15. At the hotel, using your location, your smartphone presents you with your reservation, just enough claims from the passport required, and a financial instrument for payment — a covid vaccination card, if necessary based on local rules, gleaned from Timatic from IATA2. You accept the compound proof, present it at the reception using a QR code and collect your digital key, store it in your digital wallet, and use it to access your room.
16. Trip expenses like meals, excursions, and shopping can also be covered using payment instruments stored in the digital wallet and any identity claims from the smartphone.
The above experience has privacy and trust by design built into each checkpoint where only information required to complete that step of the trip is shared, not the entire paper document. With even more intelligence built-in, the attestation proof gets automatically created for your review at each checkpoint gauged by a location app on your smartphone. The experience reduces friction at each point and improves efficiency while reducing costs. The business process is GDPR (General Data Protection Regulation) compliant. The transition to this experience will be evolutionary, not revolutionary. It has already begun with specific experiences implemented as standards evolve (see the seventh blog for standards). Along the way, some steps in the process may require integrations with legacy applications. For example, today, the IATA2 travel pass enables airlines, governments, and organizations to verify health travel documents instantly. As of writing, seven airlines have implemented it, and fifty more are in the trial phase. IATA is taking a leadership role in defining the self-sovereign identity standards for the travel industry.

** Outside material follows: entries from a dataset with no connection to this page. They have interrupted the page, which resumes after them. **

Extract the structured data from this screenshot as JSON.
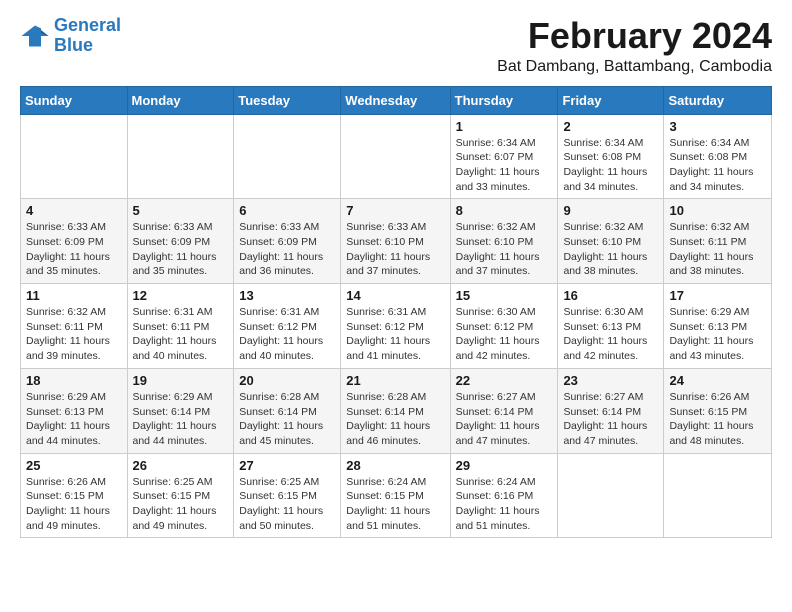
{
  "logo": {
    "line1": "General",
    "line2": "Blue"
  },
  "title": "February 2024",
  "location": "Bat Dambang, Battambang, Cambodia",
  "weekdays": [
    "Sunday",
    "Monday",
    "Tuesday",
    "Wednesday",
    "Thursday",
    "Friday",
    "Saturday"
  ],
  "weeks": [
    [
      {
        "day": "",
        "info": ""
      },
      {
        "day": "",
        "info": ""
      },
      {
        "day": "",
        "info": ""
      },
      {
        "day": "",
        "info": ""
      },
      {
        "day": "1",
        "info": "Sunrise: 6:34 AM\nSunset: 6:07 PM\nDaylight: 11 hours and 33 minutes."
      },
      {
        "day": "2",
        "info": "Sunrise: 6:34 AM\nSunset: 6:08 PM\nDaylight: 11 hours and 34 minutes."
      },
      {
        "day": "3",
        "info": "Sunrise: 6:34 AM\nSunset: 6:08 PM\nDaylight: 11 hours and 34 minutes."
      }
    ],
    [
      {
        "day": "4",
        "info": "Sunrise: 6:33 AM\nSunset: 6:09 PM\nDaylight: 11 hours and 35 minutes."
      },
      {
        "day": "5",
        "info": "Sunrise: 6:33 AM\nSunset: 6:09 PM\nDaylight: 11 hours and 35 minutes."
      },
      {
        "day": "6",
        "info": "Sunrise: 6:33 AM\nSunset: 6:09 PM\nDaylight: 11 hours and 36 minutes."
      },
      {
        "day": "7",
        "info": "Sunrise: 6:33 AM\nSunset: 6:10 PM\nDaylight: 11 hours and 37 minutes."
      },
      {
        "day": "8",
        "info": "Sunrise: 6:32 AM\nSunset: 6:10 PM\nDaylight: 11 hours and 37 minutes."
      },
      {
        "day": "9",
        "info": "Sunrise: 6:32 AM\nSunset: 6:10 PM\nDaylight: 11 hours and 38 minutes."
      },
      {
        "day": "10",
        "info": "Sunrise: 6:32 AM\nSunset: 6:11 PM\nDaylight: 11 hours and 38 minutes."
      }
    ],
    [
      {
        "day": "11",
        "info": "Sunrise: 6:32 AM\nSunset: 6:11 PM\nDaylight: 11 hours and 39 minutes."
      },
      {
        "day": "12",
        "info": "Sunrise: 6:31 AM\nSunset: 6:11 PM\nDaylight: 11 hours and 40 minutes."
      },
      {
        "day": "13",
        "info": "Sunrise: 6:31 AM\nSunset: 6:12 PM\nDaylight: 11 hours and 40 minutes."
      },
      {
        "day": "14",
        "info": "Sunrise: 6:31 AM\nSunset: 6:12 PM\nDaylight: 11 hours and 41 minutes."
      },
      {
        "day": "15",
        "info": "Sunrise: 6:30 AM\nSunset: 6:12 PM\nDaylight: 11 hours and 42 minutes."
      },
      {
        "day": "16",
        "info": "Sunrise: 6:30 AM\nSunset: 6:13 PM\nDaylight: 11 hours and 42 minutes."
      },
      {
        "day": "17",
        "info": "Sunrise: 6:29 AM\nSunset: 6:13 PM\nDaylight: 11 hours and 43 minutes."
      }
    ],
    [
      {
        "day": "18",
        "info": "Sunrise: 6:29 AM\nSunset: 6:13 PM\nDaylight: 11 hours and 44 minutes."
      },
      {
        "day": "19",
        "info": "Sunrise: 6:29 AM\nSunset: 6:14 PM\nDaylight: 11 hours and 44 minutes."
      },
      {
        "day": "20",
        "info": "Sunrise: 6:28 AM\nSunset: 6:14 PM\nDaylight: 11 hours and 45 minutes."
      },
      {
        "day": "21",
        "info": "Sunrise: 6:28 AM\nSunset: 6:14 PM\nDaylight: 11 hours and 46 minutes."
      },
      {
        "day": "22",
        "info": "Sunrise: 6:27 AM\nSunset: 6:14 PM\nDaylight: 11 hours and 47 minutes."
      },
      {
        "day": "23",
        "info": "Sunrise: 6:27 AM\nSunset: 6:14 PM\nDaylight: 11 hours and 47 minutes."
      },
      {
        "day": "24",
        "info": "Sunrise: 6:26 AM\nSunset: 6:15 PM\nDaylight: 11 hours and 48 minutes."
      }
    ],
    [
      {
        "day": "25",
        "info": "Sunrise: 6:26 AM\nSunset: 6:15 PM\nDaylight: 11 hours and 49 minutes."
      },
      {
        "day": "26",
        "info": "Sunrise: 6:25 AM\nSunset: 6:15 PM\nDaylight: 11 hours and 49 minutes."
      },
      {
        "day": "27",
        "info": "Sunrise: 6:25 AM\nSunset: 6:15 PM\nDaylight: 11 hours and 50 minutes."
      },
      {
        "day": "28",
        "info": "Sunrise: 6:24 AM\nSunset: 6:15 PM\nDaylight: 11 hours and 51 minutes."
      },
      {
        "day": "29",
        "info": "Sunrise: 6:24 AM\nSunset: 6:16 PM\nDaylight: 11 hours and 51 minutes."
      },
      {
        "day": "",
        "info": ""
      },
      {
        "day": "",
        "info": ""
      }
    ]
  ]
}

In the next post, I will cover the EU.
A digital wallet is a software used to digitally store (usually in a smartphone) the contents of a wallet, like IDs, loyalty cards, and financial instruments used for payments. In essence, it is a digital version of a physical wallet.
Presentation or Proof
The proof attests a claim or compound claims from the holder to the verifier to prove some form of identification to complete a transaction. All are achieved without making contact with the issuer.
Self-Sovereign Identity (SSI):
A decentralized way to manage the identity of an entity, built on the principles of transparency, interoperability, portability, and consent from the owner who controls what they own, know and have.
A credential is an attestation of authority, competence, or qualification given by an authorized party (issuer) to an entity (holder). It consists of metadata, claims, and proofs and has one or many claims related to an entity’s identity. It is to respond to attestations for proof of a claim. Claims from multiple verifiable credentials consolidated to respond to a request for proof is called a compound verifiable credential.
A zero-knowledge proof is a method of authentication using cryptography that allows an entity to prove to another that specific requirements for a transaction are met instead of disclosing all the data (selective disclosure).